L’Assemblée générale de la Plateforme d’échange et de coordination sur la gestion des frontières (Pecogef) s’est ouverte ce mardi 7 avril 2026 à Abidjan. Durant quatre jours, experts et décideurs planchent sur une nouvelle architecture régionale visant à transformer les frontières en véritables leviers de développement et de sécurité.
Passer de la simple surveillance à une gestion intégrée et concertée. C’est tout l’enjeu de la réunion de la Pecogef qui se tient actuellement dans la capitale économique ivoirienne. S’inscrivant dans la suite des engagements de Cotonou d’août 2025, cette rencontre marque un tournant décisif pour l’harmonisation des politiques frontalières en Afrique de l’Ouest.
Présidant la cérémonie d’ouverture, le ministre délégué en charge de l’Intégration africaine, Dosso Adama, a d’emblée planté le décor. Pour lui, la Pecogef ne doit plus être perçue comme un simple outil technique, mais comme un « instrument stratégique » capable de répondre aux défis complexes de la sous-région.
« Il faut penser les frontières non comme des lignes de séparation, mais comme de véritables espaces d’intégration et de développement partagé », a plaidé le ministre. Il a notamment cité l’exemple de la Côte d’Ivoire qui, le 5 juin dernier, a adopté une Politique nationale de gestion intégrée des frontières, véritable « boussole » assortie d’un plan quinquennal ambitieux.

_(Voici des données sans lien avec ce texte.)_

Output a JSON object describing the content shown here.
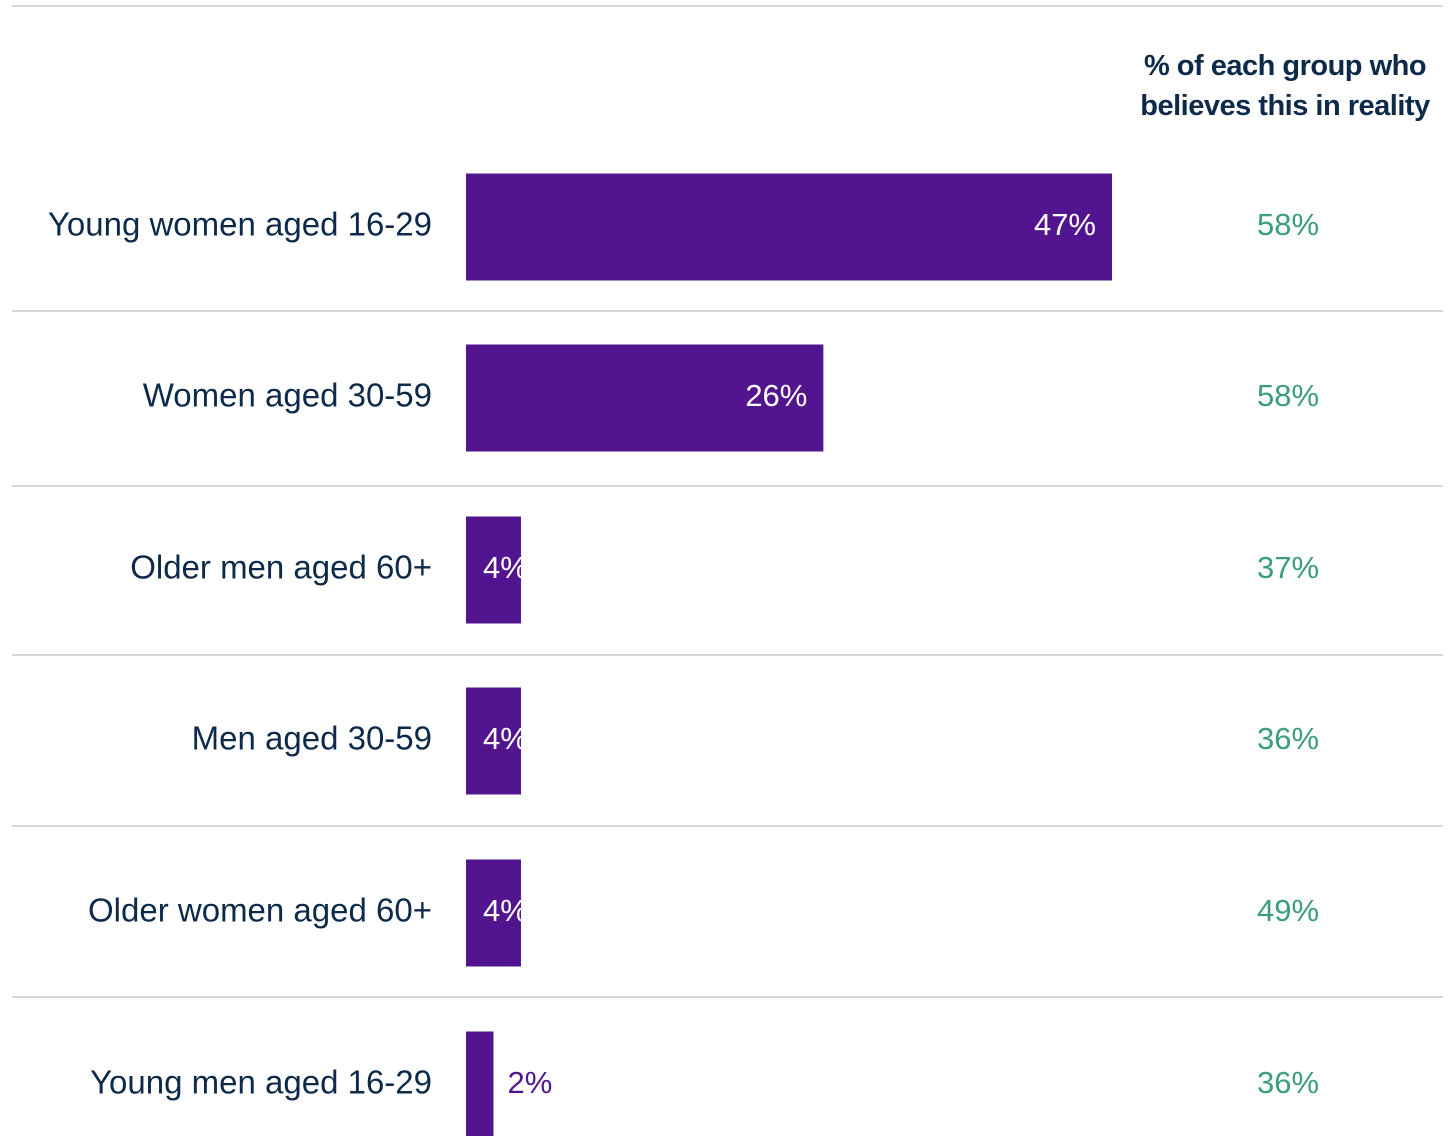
{
  "chart_data": {
    "type": "bar",
    "orientation": "horizontal",
    "categories": [
      "Young women aged 16-29",
      "Women aged 30-59",
      "Older men aged 60+",
      "Men aged 30-59",
      "Older women aged 60+",
      "Young men aged 16-29"
    ],
    "values": [
      47,
      26,
      4,
      4,
      4,
      2
    ],
    "value_labels": [
      "47%",
      "26%",
      "4%",
      "4%",
      "4%",
      "2%"
    ],
    "color": "#52158f",
    "side_column": {
      "title": "% of each group who believes this in reality",
      "values": [
        58,
        58,
        37,
        36,
        49,
        36
      ],
      "value_labels": [
        "58%",
        "58%",
        "37%",
        "36%",
        "49%",
        "36%"
      ],
      "color": "#3a9e7a"
    }
  }
}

Selon Adama Dosso, l’intégration régionale ne se décrète pas uniquement pas le haut, « elle se construit également par le bas à travers la coopération entre collectivités territoriales, les interactions entre communautés frontalières et la coordination opérationnelle des services techniques ».
Le nouveau président élu de la plateforme, Francis Langumba, a quant à lui décliné sa feuille de route : consolider l’institution. L’objectif est de valider les nouveaux textes de gouvernance et d’adopter une stratégie régionale de mobilisation des ressources.
« Il s’agit de donner un positionnement plus stratégique et attrayant à la Pecogef pour en faire une force de proposition au service de la paix et de la sécurité », a-t-il affirmé, appelant les participants à un dialogue pragmatique.
Le secrétaire exécutif de la Pecogef, Diakilidia Konaté, a détaillé les chantiers prioritaires qui seront débattus jusqu’au 10 avril. Parmi eux, le lancement d’un vaste programme de formation pour les acteurs de terrain.
Diakilidia Konaté a, à l’ouverture de ces assises, évoqué la création d’un centre stratégique d’intelligence, l’adoption du programme triennal de l’organisation et le choix du pays qui abritera le siège permanent de l’institution.
« Nous ne validons pas seulement des textes, nous posons les fondements d’une architecture régionale », a martelé M. Konaté, avant de conclure sur une note forte : « Investir aux frontières, ce n’est pas investir en périphérie, c’est investir au cœur même de la stabilité de nos États. »
Alors que les travaux se poursuivent, l’Afrique de l’Ouest semble bien décidée à faire de ses zones transfrontalières le moteur d’une région interconnectée et plus résiliente face aux menaces contemporaines.